P.S: At the time of writing - after a few days of auto blocking the attacking IPv4 addresses I have 3 different addresses being blocked:

<username>@<machine-name>:~$ sudo iptables -S
-P INPUT ACCEPT
-P FORWARD ACCEPT
-P OUTPUT ACCEPT
-A INPUT -s 146.255.185.154/32 -j DROP
-A INPUT -s 112.6.217.72/32 -j DROP
-A INPUT -s 111.42.90.52/32 -j DROP

Answer 3

Short of the using outside methods such as network firewalls and ACLs, you can use Windows Firewall on the local machine. I've found just opening the port to be troublesome - plus it does not limit unwanted traffic coming in through that port. I've had success using Program Rules in Windows Firewall.

Start by creating a new inbound rule in Windows Firewall with Advanced Security.
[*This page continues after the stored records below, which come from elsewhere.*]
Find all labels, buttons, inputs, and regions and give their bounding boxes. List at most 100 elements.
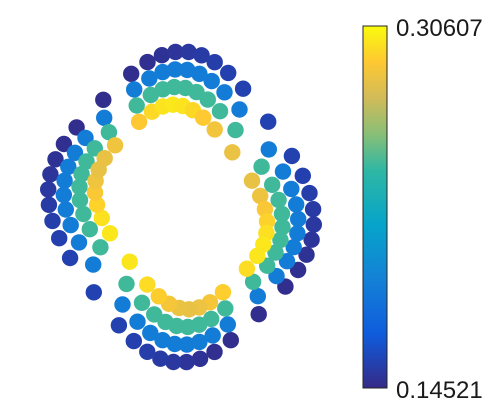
scatter-point — [253, 158, 270, 175]
scatter-point — [272, 231, 289, 249]
scatter-point — [92, 239, 109, 256]
scatter-point — [283, 180, 300, 198]
scatter-point — [75, 205, 92, 223]
scatter-point — [238, 260, 256, 277]
scatter-point — [128, 97, 145, 114]
scatter-point — [244, 273, 262, 290]
scatter-point — [73, 165, 90, 183]
scatter-point — [166, 61, 184, 78]
scatter-point — [216, 84, 233, 101]
scatter-point — [290, 210, 307, 228]
scatter-point — [139, 343, 156, 360]
scatter-point — [165, 353, 182, 371]
scatter-point — [195, 109, 212, 126]
scatter-point — [139, 276, 156, 293]
scatter-point — [304, 201, 322, 218]
scatter-point — [217, 300, 234, 317]
scatter-point — [264, 176, 281, 193]
scatter-point — [86, 140, 104, 157]
scatter-point — [203, 72, 220, 90]
colorbar-min-label: 0.14521 — [396, 377, 483, 404]
scatter-point — [66, 144, 84, 161]
scatter-point — [289, 225, 306, 242]
scatter-point — [289, 261, 307, 279]
scatter-point — [125, 332, 142, 350]
scatter-point — [249, 288, 266, 305]
scatter-point — [130, 113, 148, 130]
scatter-point — [57, 201, 74, 218]
scatter-point — [121, 253, 138, 270]
scatter-point — [220, 64, 237, 82]
scatter-point — [267, 244, 284, 261]
scatter-point — [56, 172, 73, 189]
scatter-point — [51, 230, 68, 247]
scatter-point — [126, 81, 143, 98]
scatter-point — [44, 212, 61, 230]
scatter-point — [178, 336, 196, 353]
scatter-point — [118, 275, 135, 293]
scatter-point — [274, 163, 292, 180]
scatter-point — [301, 184, 318, 202]
scatter-point — [96, 109, 113, 127]
scatter-point — [85, 256, 102, 273]
scatter-point — [303, 231, 320, 248]
scatter-point — [142, 324, 159, 342]
scatter-point — [93, 209, 111, 227]
scatter-point — [274, 218, 291, 236]
scatter-point — [224, 144, 241, 161]
scatter-point — [95, 91, 112, 109]
scatter-point — [55, 135, 73, 153]
scatter-point — [146, 306, 163, 323]
scatter-point — [123, 65, 140, 83]
scatter-point — [55, 186, 72, 204]
scatter-point — [206, 343, 223, 361]
scatter-point — [206, 121, 223, 138]
scatter-point — [258, 213, 276, 230]
scatter-point — [153, 47, 171, 64]
scatter-point — [42, 166, 59, 183]
scatter-point — [191, 65, 208, 83]
scatter-point — [70, 234, 88, 251]
scatter-point — [260, 113, 277, 130]
scatter-point — [150, 288, 167, 305]
scatter-point — [298, 246, 315, 263]
scatter-point — [250, 306, 267, 323]
scatter-point — [61, 249, 79, 267]
scatter-point — [260, 141, 277, 158]
scatter-point — [96, 150, 113, 167]
scatter-point — [154, 332, 171, 349]
scatter-point — [129, 313, 146, 330]
scatter-point — [214, 284, 232, 301]
scatter-point — [114, 296, 131, 313]
scatter-point — [141, 70, 158, 87]
scatter-point — [278, 253, 296, 270]
scatter-point — [219, 316, 236, 333]
colorbar-gradient — [362, 25, 388, 389]
scatter-point — [60, 158, 77, 175]
scatter-point — [252, 187, 269, 205]
scatter-point — [71, 191, 89, 209]
scatter-point — [285, 239, 302, 256]
scatter-point — [40, 196, 58, 213]
scatter-point — [133, 294, 151, 311]
scatter-point — [191, 333, 208, 351]
scatter-point — [270, 191, 287, 209]
scatter-point — [231, 101, 248, 118]
scatter-point — [100, 124, 118, 141]
scatter-point — [81, 221, 99, 238]
scatter-point — [256, 201, 274, 218]
scatter-point — [78, 153, 95, 170]
scatter-point — [199, 91, 216, 108]
scatter-point — [191, 350, 209, 367]
scatter-point — [106, 137, 124, 154]
scatter-point — [288, 196, 305, 213]
scatter-point — [139, 53, 156, 71]
scatter-point — [305, 216, 322, 233]
scatter-point — [86, 184, 104, 201]
scatter-point — [180, 43, 197, 61]
scatter-point — [206, 54, 223, 71]
scatter-point — [88, 196, 106, 213]
scatter-point — [110, 317, 128, 334]
scatter-point — [154, 63, 171, 81]
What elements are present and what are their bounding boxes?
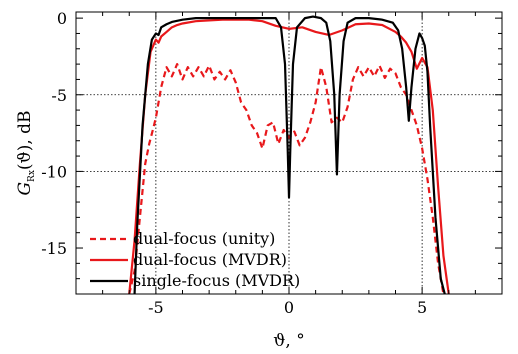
y-tick-label: -10 [41, 162, 67, 181]
x-axis-label: ϑ, ° [273, 331, 304, 351]
y-axis-label-main: G [15, 182, 35, 196]
y-tick-label: -15 [41, 239, 67, 258]
legend: dual-focus (unity) dual-focus (MVDR) singl… [90, 229, 300, 290]
y-tick-label: 0 [57, 9, 67, 28]
y-axis-label-sub: Rx [27, 170, 37, 182]
series-layer [128, 15, 450, 294]
y-axis-label: GRx(ϑ), dB [15, 110, 37, 195]
x-tick-label: -5 [148, 298, 164, 317]
legend-label-3: single-focus (MVDR) [133, 271, 300, 290]
tick-labels: -5 0 5 0 -5 -10 -15 [41, 9, 427, 317]
series-line-1 [128, 63, 445, 294]
x-tick-label: 0 [284, 298, 294, 317]
axis-ticks [75, 12, 503, 295]
y-tick-label: -5 [51, 86, 67, 105]
y-axis-label-rest: (ϑ), dB [15, 110, 35, 170]
legend-label-2: dual-focus (MVDR) [133, 250, 287, 269]
legend-label-1: dual-focus (unity) [133, 229, 275, 248]
x-tick-label: 5 [417, 298, 427, 317]
series-line-2 [128, 18, 450, 294]
series-line-3 [133, 15, 446, 294]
1. In the New Inbound Rule Wizard, select the "Program" radio button and click Next.
2. On the next screen, select "This program path:" and enter the location for SQL Server on the machine - for example, %ProgramFiles%\Microsoft SQL Server\MSSQL10_50.MSSQLSERVER\MSSQL\Binn\sqlservr.exe
3. Select "Allow the connection" and click Next.
4. Make no changes on the Users step, click Next.
5. Leave the default settings on the Profile page, click Next.
6. On the Name page, enter "SQL Server Connectivity (Program Rule)", and click Finish on the wizard.

Find the rule in the Inbound Rules tab. Open the Properties dialog for the rule and go to the Scope tab. You can stipulate what server IPs, subnets, etc. of computers you want to access the box in the Remote IP address box.